If you don't have a domain set up for your server, you can navigate on your computer's browser to the EC2 instance's public IP address (as listed on the ec2 console for the instance):

<ip address here>:8080

to view the web-page.

Instructions for setting up the environment on a Mac OS X or Linux local machine.

• Make sure to have Node.js and MongoDB installed.
• Navigate to the web-mpc/ directory and install the NPM dependencies:

npm install

• Now install the global dependency:

npm install -g forever

• In order to install the global dependencies, you may need to run the npm install -g forever command as sudo npm install -g forever.

• Create the database file:

mkdir -p /data/db

• Start the MongoDB server:

mongod

• Open a new terminal tab or window and navigate back to the web-mpc/ directory if you are not already there.

• Initialize JIFF:

git submodule init
git submodule update
cd jiff && npm install

• Note that the npm install within the /jiff directory is within the web-mpc/jiff directory, not the web-mpc/server/jiff directory.

• For testing, start the Node.js server with no environment variables:

node server/index.js

• For production, start the Node.js server with a production environment variable:

export NODE_ENV=production
node server/index.js

• Open up the browser and navigate to "localhost:8080"

This application can be used for a variety of deployments. Each deployment may have a different domain name and https certificate settings, as well as a different data format/layout.

server/config contains configuration files for each deployment specifying its https parameters and its data template. Data templates are json files typically located in client/app/data/, they are used to automatically render HTML UI and handle data aggregation.

The deployment is set to pacesetters by default, to change it, set a deployment environment variable"

export WEBMPC_DEPLOYMENT=deployment_name

It is required that server/config/<deployment_name>.json is a valid configuration file. If the file is invalid, the server will fail on start.

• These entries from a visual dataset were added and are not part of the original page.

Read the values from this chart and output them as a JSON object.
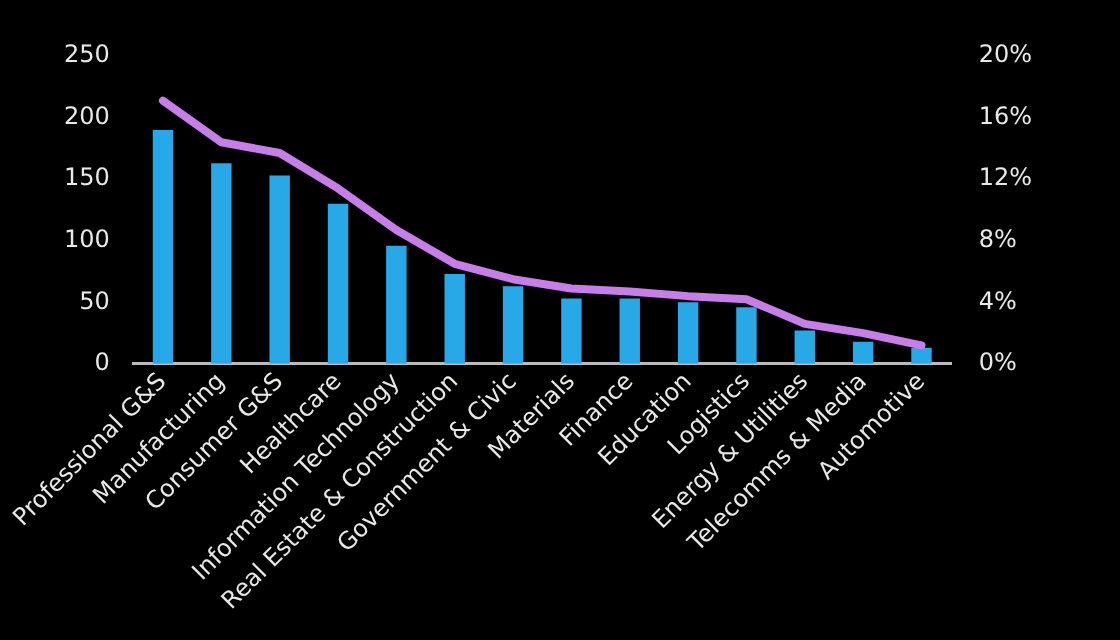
{
  "chart_data": {
    "type": "bar",
    "categories": [
      "Professional G&S",
      "Manufacturing",
      "Consumer G&S",
      "Healthcare",
      "Information Technology",
      "Real Estate & Construction",
      "Government & Civic",
      "Materials",
      "Finance",
      "Education",
      "Logistics",
      "Energy & Utilities",
      "Telecomms & Media",
      "Automotive"
    ],
    "series": [
      {
        "color": "#29a8e8",
        "values": [
          190,
          163,
          153,
          130,
          96,
          73,
          63,
          53,
          53,
          50,
          46,
          27,
          18,
          13
        ]
      },
      {
        "type": "line",
        "axis": "y2",
        "color": "#c77ee8",
        "values": [
          17.1,
          14.4,
          13.7,
          11.4,
          8.7,
          6.5,
          5.5,
          4.9,
          4.7,
          4.4,
          4.2,
          2.6,
          2.0,
          1.2
        ]
      }
    ],
    "ylim": [
      0,
      250
    ],
    "yticks": [
      0,
      50,
      100,
      150,
      200,
      250
    ],
    "y2lim": [
      0,
      20
    ],
    "y2ticks": [
      {
        "value": 0,
        "label": "0%"
      },
      {
        "value": 4,
        "label": "4%"
      },
      {
        "value": 8,
        "label": "8%"
      },
      {
        "value": 12,
        "label": "12%"
      },
      {
        "value": 16,
        "label": "16%"
      },
      {
        "value": 20,
        "label": "20%"
      }
    ],
    "grid": false,
    "legend": false
  }
}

Instructions on how to operate the web-mpc application. All steps below are performed in the browser.

• Navigate to localhost:8080/create.
• Click on Generate Session and save the two given files, one contains the session key and password which are needed for managing the session. The other contains a secret key needed to unmask the aggregate.

• Navigate to localhost:8080/manage.
• Input your session key and password.
• Generate participation links.
• Start the session.

• All participants will open a unique participation link, and proceed to fill out the information. Once completed, click Submit.

• Stop the session in localhost:8080/manage.
• Click the unmask link.
• Paste the session key and password in its designated fields.
• Click Browse and upload the private key file that was downloaded when generating the session key.
• Click Unmask Data and view the result.

Web-mpc is freely distributable under the terms of the MIT license. This release supports Handsontable's "Nested headers", a Pro feature. A valid license must be obtained when using this feature.